Douleur au côté droit chez le sportif : simple point de côté ou vrai risque ?

Un sportif sur cinq connaît une douleur aiguë au côté droit lors d’un effort soutenu. Ce phénomène survient aussi bien chez les débutants que chez les athlètes confirmés, sans distinction d’âge ou de discipline. Pourtant, certains continuent à s’entraîner, croyant à un simple désagrément temporaire.

Des études révèlent que, dans de rares cas, ces douleurs cachent une pathologie sous-jacente. Ignorer ces signaux peut entraîner des complications, allant de la blessure musculaire à des troubles digestifs méconnus. Les avis divergent quant à la meilleure conduite à tenir, mais des solutions existent pour limiter les risques et améliorer la performance.
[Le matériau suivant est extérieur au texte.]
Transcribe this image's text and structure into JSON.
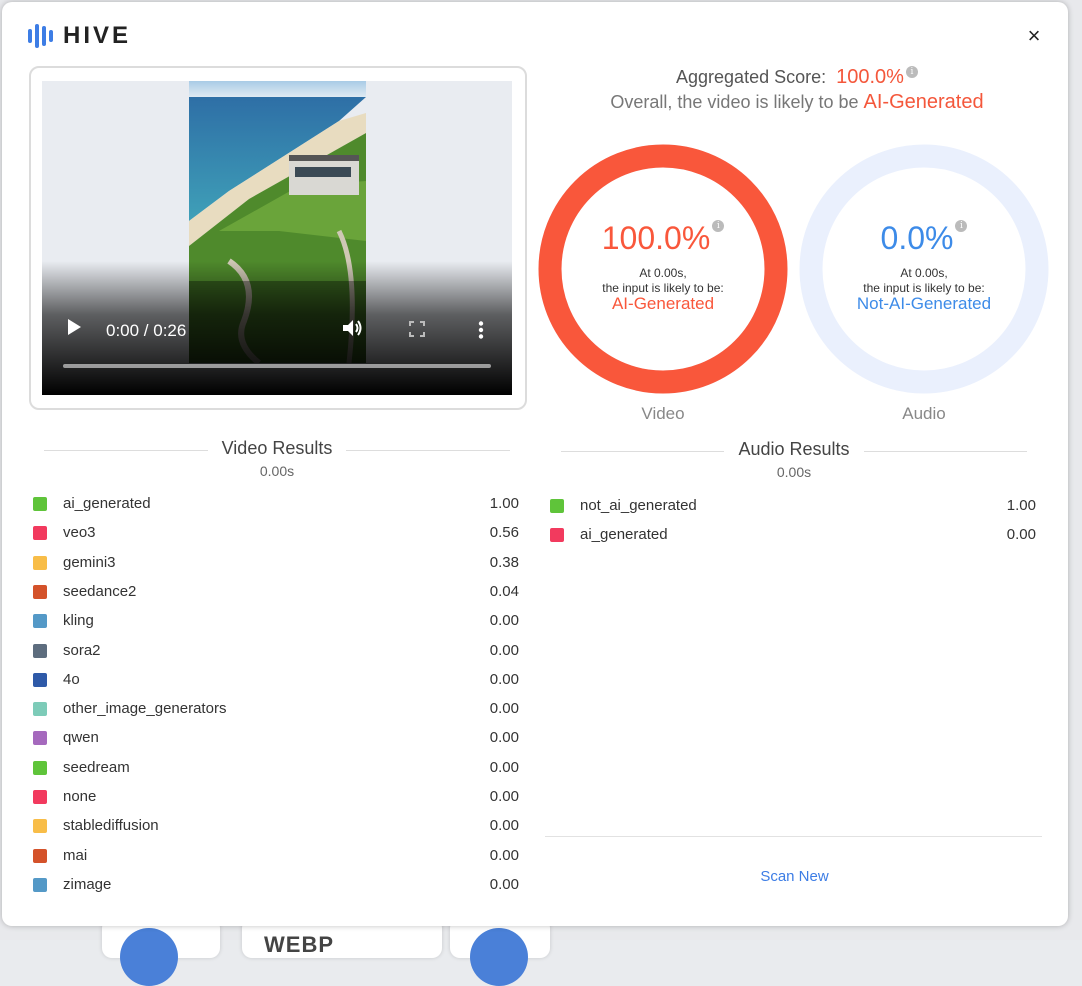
{
  "app": {
    "logo_text": "HIVE",
    "close_label": "×"
  },
  "player": {
    "time": "0:00 / 0:26"
  },
  "aggregate": {
    "label": "Aggregated Score:",
    "score": "100.0%",
    "info": "i",
    "overall_text": "Overall, the video is likely to be",
    "verdict": "AI-Generated"
  },
  "video_ring": {
    "pct": "100.0%",
    "value": 1.0,
    "at_time": "At 0.00s,",
    "likely": "the input is likely to be:",
    "verdict": "AI-Generated",
    "label": "Video",
    "color": "#f9573b"
  },
  "audio_ring": {
    "pct": "0.0%",
    "value": 0.0,
    "at_time": "At 0.00s,",
    "likely": "the input is likely to be:",
    "verdict": "Not-AI-Generated",
    "label": "Audio",
    "color": "#3d8be8"
  },
  "video_results": {
    "title": "Video Results",
    "time": "0.00s",
    "items": [
      {
        "label": "ai_generated",
        "value": "1.00",
        "color": "#5fc43a"
      },
      {
        "label": "veo3",
        "value": "0.56",
        "color": "#f23a5e"
      },
      {
        "label": "gemini3",
        "value": "0.38",
        "color": "#f8bd48"
      },
      {
        "label": "seedance2",
        "value": "0.04",
        "color": "#d4522a"
      },
      {
        "label": "kling",
        "value": "0.00",
        "color": "#5499c7"
      },
      {
        "label": "sora2",
        "value": "0.00",
        "color": "#5d6d7e"
      },
      {
        "label": "4o",
        "value": "0.00",
        "color": "#2e5aa8"
      },
      {
        "label": "other_image_generators",
        "value": "0.00",
        "color": "#7dcbb8"
      },
      {
        "label": "qwen",
        "value": "0.00",
        "color": "#a569bd"
      },
      {
        "label": "seedream",
        "value": "0.00",
        "color": "#5fc43a"
      },
      {
        "label": "none",
        "value": "0.00",
        "color": "#f23a5e"
      },
      {
        "label": "stablediffusion",
        "value": "0.00",
        "color": "#f8bd48"
      },
      {
        "label": "mai",
        "value": "0.00",
        "color": "#d4522a"
      },
      {
        "label": "zimage",
        "value": "0.00",
        "color": "#5499c7"
      }
    ]
  },
  "audio_results": {
    "title": "Audio Results",
    "time": "0.00s",
    "items": [
      {
        "label": "not_ai_generated",
        "value": "1.00",
        "color": "#5fc43a"
      },
      {
        "label": "ai_generated",
        "value": "0.00",
        "color": "#f23a5e"
      }
    ]
  },
  "scan_new_label": "Scan New",
  "background_peek": {
    "label": "WEBP"
  }
}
Douleur au côté droit pendant l’effort : comprendre le point de côté et ses causes

La douleur au côté droit qui débarque en pleine séance, sans prévenir, déroute bien des sportifs. Derrière cette gêne brutale, souvent localisée sous les côtes, se cache le fameux point de côté, une douleur abdominale soudaine qui n’épargne ni les habitués des stades, ni ceux qui découvrent la course. Si elle s’affiche volontiers à droite, elle sait aussi se déplacer sur le flanc opposé, voire s’installer autour du plexus solaire.
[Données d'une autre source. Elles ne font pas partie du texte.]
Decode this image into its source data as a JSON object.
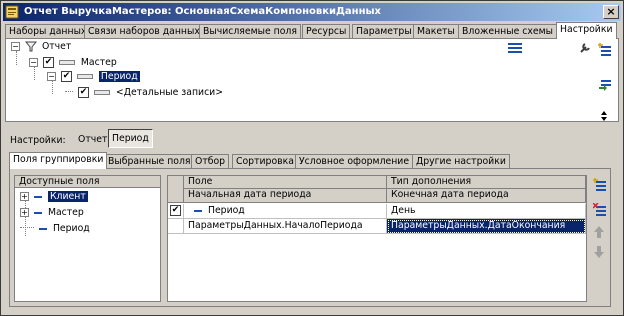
{
  "window": {
    "title": "Отчет ВыручкаМастеров: ОсновнаяСхемаКомпоновкиДанных",
    "close_label": "×"
  },
  "top_tabs": [
    {
      "label": "Наборы данных",
      "active": false
    },
    {
      "label": "Связи наборов данных",
      "active": false
    },
    {
      "label": "Вычисляемые поля",
      "active": false
    },
    {
      "label": "Ресурсы",
      "active": false
    },
    {
      "label": "Параметры",
      "active": false
    },
    {
      "label": "Макеты",
      "active": false
    },
    {
      "label": "Вложенные схемы",
      "active": false
    },
    {
      "label": "Настройки",
      "active": true
    }
  ],
  "structure": {
    "root": {
      "label": "Отчет",
      "toggle": "−"
    },
    "master": {
      "label": "Мастер",
      "toggle": "−"
    },
    "period": {
      "label": "Период",
      "toggle": "−"
    },
    "details": {
      "label": "<Детальные записи>"
    }
  },
  "settings": {
    "label": "Настройки:",
    "report": "Отчет",
    "period": "Период"
  },
  "lower_tabs": [
    {
      "label": "Поля группировки",
      "active": true
    },
    {
      "label": "Выбранные поля",
      "active": false
    },
    {
      "label": "Отбор",
      "active": false
    },
    {
      "label": "Сортировка",
      "active": false
    },
    {
      "label": "Условное оформление",
      "active": false
    },
    {
      "label": "Другие настройки",
      "active": false
    }
  ],
  "available_fields": {
    "header": "Доступные поля",
    "items": [
      {
        "label": "Клиент",
        "expand": "+",
        "selected": true
      },
      {
        "label": "Мастер",
        "expand": "+",
        "selected": false
      },
      {
        "label": "Период",
        "expand": "",
        "selected": false
      }
    ]
  },
  "grouping_grid": {
    "headers": {
      "field": "Поле",
      "subfield": "Начальная дата периода",
      "type": "Тип дополнения",
      "subtype": "Конечная дата периода"
    },
    "rows": [
      {
        "check": "✔",
        "field": "Период",
        "type": "День"
      },
      {
        "field": "ПараметрыДанных.НачалоПериода",
        "type": "ПараметрыДанных.ДатаОкончания"
      }
    ]
  },
  "icons": {
    "check": "✔",
    "dash": "−"
  }
}
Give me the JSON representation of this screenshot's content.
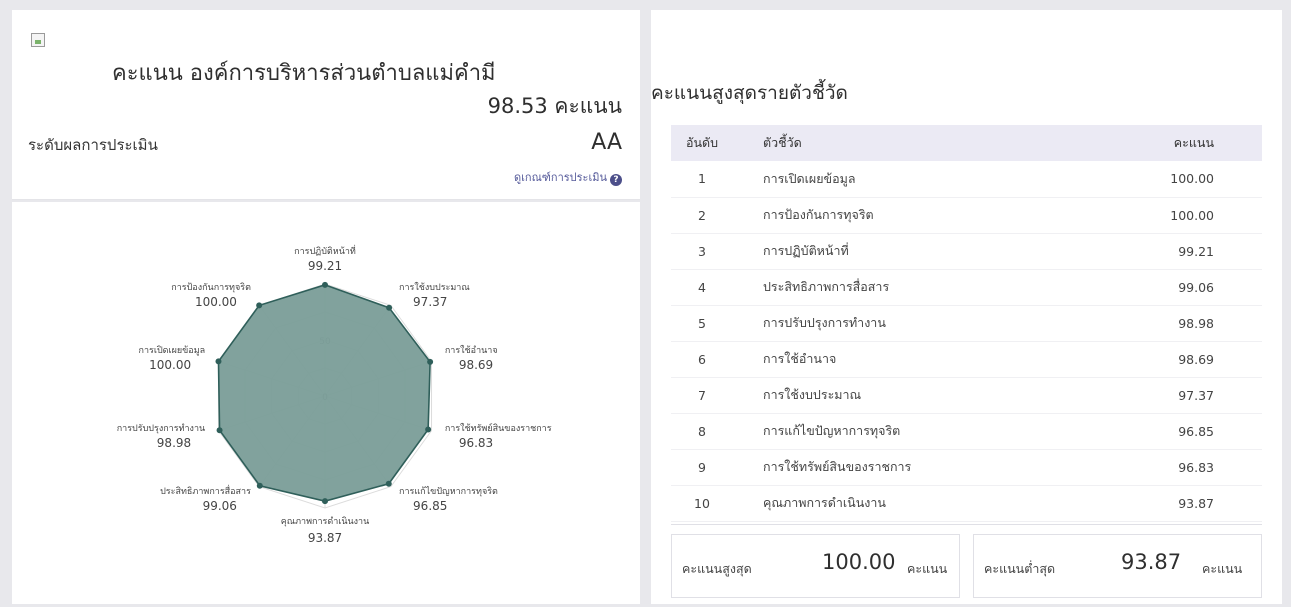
{
  "summary": {
    "title": "คะแนน องค์การบริหารส่วนตำบลแม่คำมี",
    "score": "98.53",
    "score_unit": "คะแนน",
    "level_label": "ระดับผลการประเมิน",
    "level_value": "AA",
    "criteria_link": "ดูเกณฑ์การประเมิน",
    "help_icon": "?"
  },
  "chart_data": {
    "type": "radar",
    "axes": [
      "การปฏิบัติหน้าที่",
      "การใช้งบประมาณ",
      "การใช้อำนาจ",
      "การใช้ทรัพย์สินของราชการ",
      "การแก้ไขปัญหาการทุจริต",
      "คุณภาพการดำเนินงาน",
      "ประสิทธิภาพการสื่อสาร",
      "การปรับปรุงการทำงาน",
      "การเปิดเผยข้อมูล",
      "การป้องกันการทุจริต"
    ],
    "values": [
      99.21,
      97.37,
      98.69,
      96.83,
      96.85,
      93.87,
      99.06,
      98.98,
      100.0,
      100.0
    ],
    "value_labels": [
      "99.21",
      "97.37",
      "98.69",
      "96.83",
      "96.85",
      "93.87",
      "99.06",
      "98.98",
      "100.00",
      "100.00"
    ],
    "range": [
      0,
      100
    ],
    "tick_labels": [
      "0",
      "50"
    ],
    "fill_color": "#7a9d98",
    "line_color": "#2f5f5a",
    "grid": true
  },
  "ranking": {
    "title": "คะแนนสูงสุดรายตัวชี้วัด",
    "columns": [
      "อันดับ",
      "ตัวชี้วัด",
      "คะแนน"
    ],
    "rows": [
      {
        "rank": "1",
        "name": "การเปิดเผยข้อมูล",
        "score": "100.00"
      },
      {
        "rank": "2",
        "name": "การป้องกันการทุจริต",
        "score": "100.00"
      },
      {
        "rank": "3",
        "name": "การปฏิบัติหน้าที่",
        "score": "99.21"
      },
      {
        "rank": "4",
        "name": "ประสิทธิภาพการสื่อสาร",
        "score": "99.06"
      },
      {
        "rank": "5",
        "name": "การปรับปรุงการทำงาน",
        "score": "98.98"
      },
      {
        "rank": "6",
        "name": "การใช้อำนาจ",
        "score": "98.69"
      },
      {
        "rank": "7",
        "name": "การใช้งบประมาณ",
        "score": "97.37"
      },
      {
        "rank": "8",
        "name": "การแก้ไขปัญหาการทุจริต",
        "score": "96.85"
      },
      {
        "rank": "9",
        "name": "การใช้ทรัพย์สินของราชการ",
        "score": "96.83"
      },
      {
        "rank": "10",
        "name": "คุณภาพการดำเนินงาน",
        "score": "93.87"
      }
    ]
  },
  "totals": {
    "max_label": "คะแนนสูงสุด",
    "max_value": "100.00",
    "min_label": "คะแนนต่ำสุด",
    "min_value": "93.87",
    "unit": "คะแนน"
  }
}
Ce phénomène ne choisit ni son public, ni sa discipline : coureurs, nageurs, adeptes de l’équitation, chacun peut s’y confronter, quel que soit son âge ou son niveau. Plusieurs facteurs entrent en jeu : spasme du diaphragme, muscles abdominaux sollicités à l’excès, respiration mal maîtrisée, irritation du péritoine pariétal ou encore traction de l’estomac ou du foie lorsque le corps est bousculé. Les repas copieux, un manque d’hydratation, l’absence d’échauffement ou une augmentation trop rapide de l’intensité du sport favorisent bien souvent ce désagrément.
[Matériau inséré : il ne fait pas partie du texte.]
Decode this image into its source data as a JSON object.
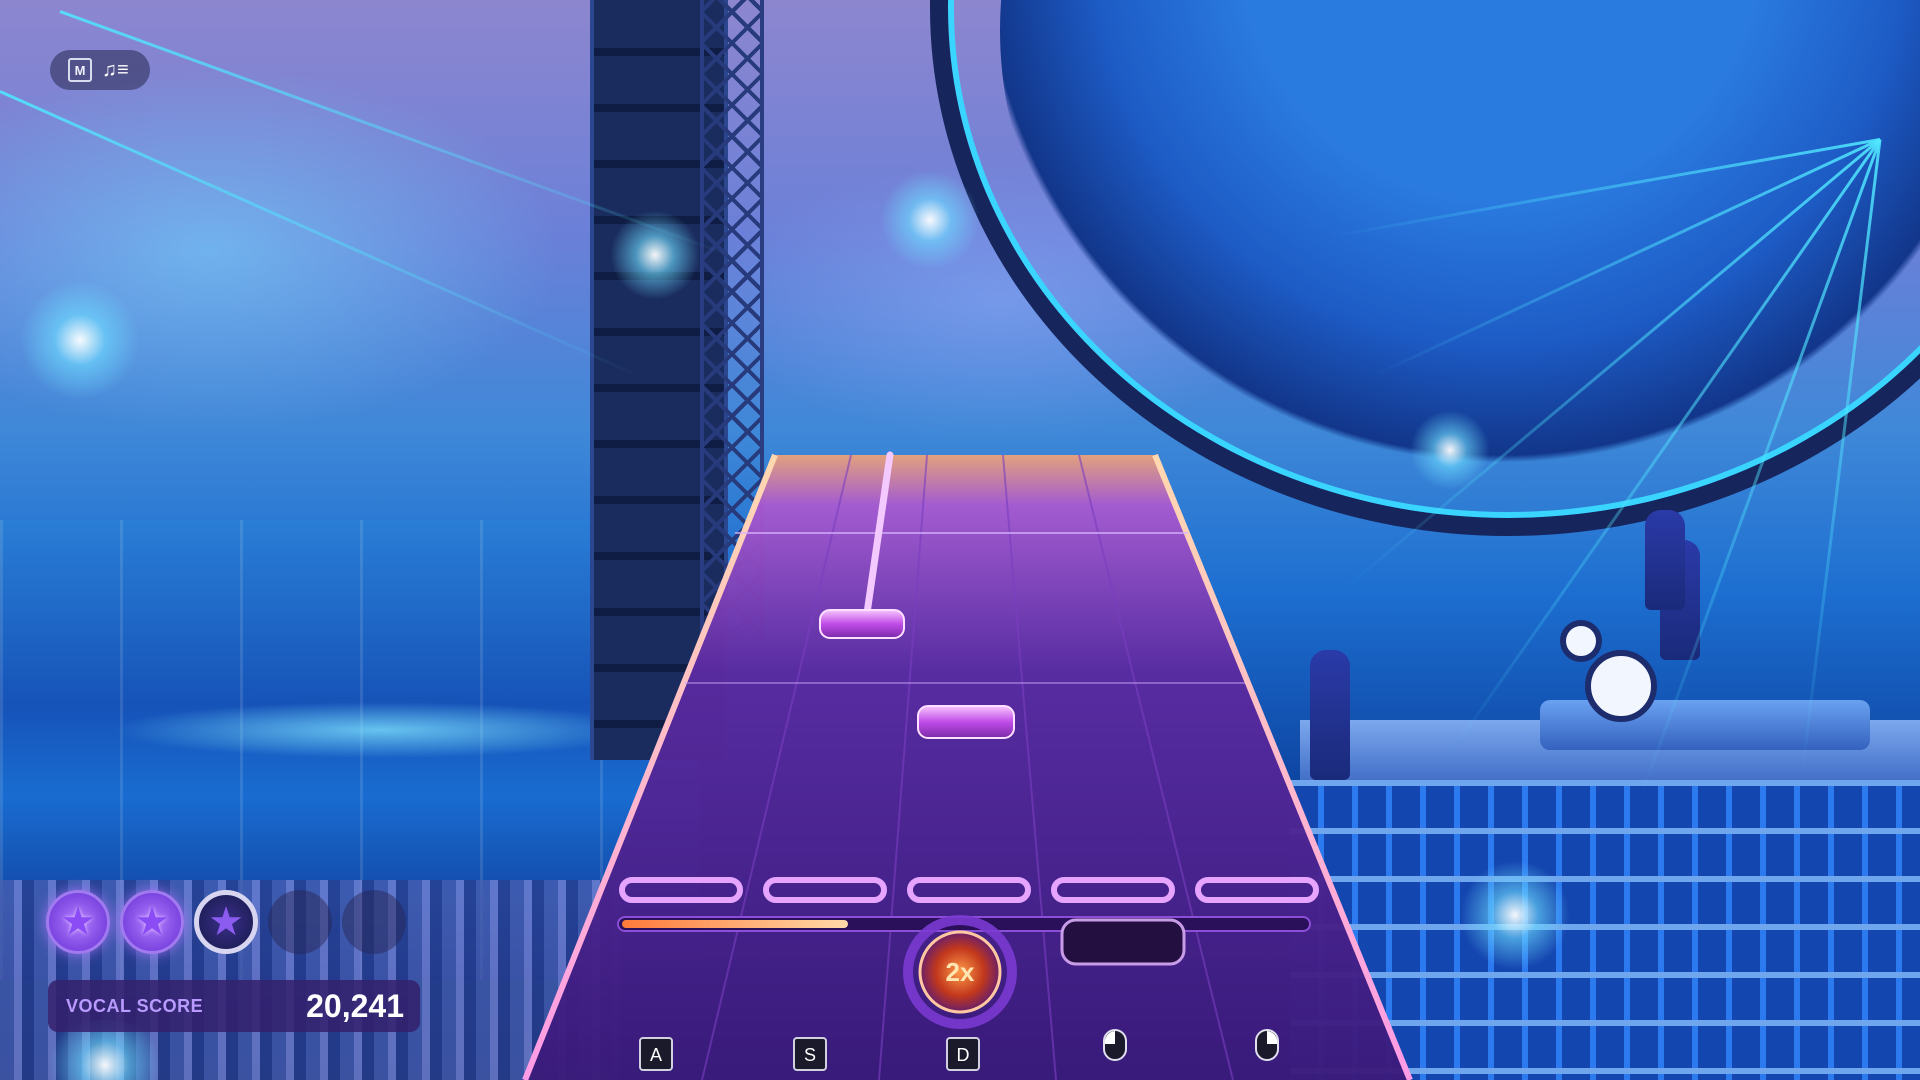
{
  "hud": {
    "mode_key": "M",
    "music_icon": "music-queue-icon",
    "score_label": "VOCAL SCORE",
    "score_value": "20,241",
    "stars": [
      {
        "state": "filled"
      },
      {
        "state": "filled"
      },
      {
        "state": "in-progress"
      },
      {
        "state": "empty"
      },
      {
        "state": "empty"
      }
    ]
  },
  "highway": {
    "multiplier": "2x",
    "lanes": [
      {
        "key": "A",
        "icon": null
      },
      {
        "key": "S",
        "icon": null
      },
      {
        "key": "D",
        "icon": null
      },
      {
        "key": null,
        "icon": "mouse-left-icon"
      },
      {
        "key": null,
        "icon": "mouse-right-icon"
      }
    ],
    "overdrive_progress": 0.33,
    "colors": {
      "lane": "#4a1f8a",
      "note": "#d45cf0",
      "strike_line": "#d98bff",
      "accent": "#ff9a4a"
    }
  }
}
Le point de côté se reconnaît à son caractère temporaire : il disparaît dès que l’effort ralentit ou s’arrête. Mais prudence : si la douleur aiguë persiste ou s’accompagne d’autres signes comme des nausées, des difficultés respiratoires ou une sensation de malaise, il est indispensable de consulter un médecin. Ce professionnel saura distinguer une douleur bénigne d’une alerte plus sérieuse, en s’appuyant sur l’examen clinique, les antécédents du sportif et, si besoin, des examens complémentaires.

Joueuse de football assise sur un banc de vestiaire

Des gestes simples pour prévenir et soulager la gêne lors de la course

Limiter la survenue d’un point de côté ne tient ni du hasard ni de la chance. Plusieurs habitudes, validées par l’expérience et reconnues par les professionnels, permettent de retrouver du confort et de préserver ses performances. Voici les principales mesures à mettre en place :

  • Échauffement progressif : préparez le diaphragme et les muscles abdominaux avec une montée en intensité douce. Des mouvements articulaires associés à de profondes respirations aident le corps à s’ajuster à l’effort à venir.
  • Alimentation et hydratation : accordez-vous un délai de deux à trois heures entre le dernier repas et votre activité. Privilégiez un repas léger, peu gras, et hydratez-vous par petites prises, sans excès juste avant le départ.
  • Respiration maîtrisée : adoptez un rythme respiratoire ample et stable. Accentuer l’expiration sur chaque foulée et privilégier une inspiration profonde favorise un apport optimal en oxygène et ménage les muscles respiratoires.
  • Renforcement du tronc : misez sur des exercices ciblés pour les abdominaux et le diaphragme en dehors des séances de course. Un gainage solide protège des douleurs aiguës et améliore la stabilité.

Si la gêne apparaît en pleine course, ralentissez, respirez profondément, pincez puis massez la zone sensible. Étirez doucement le buste : la tension finit souvent par céder en quelques minutes. Mais si la douleur s’accroche ou s’accompagne d’autres symptômes, l’avis d’un professionnel de santé s’impose.

Un corps qui s’écoute, c’est un corps qui avance plus loin. À chacun de trouver le juste équilibre entre dépassement et vigilance, pour que la performance ne rime jamais avec négligence.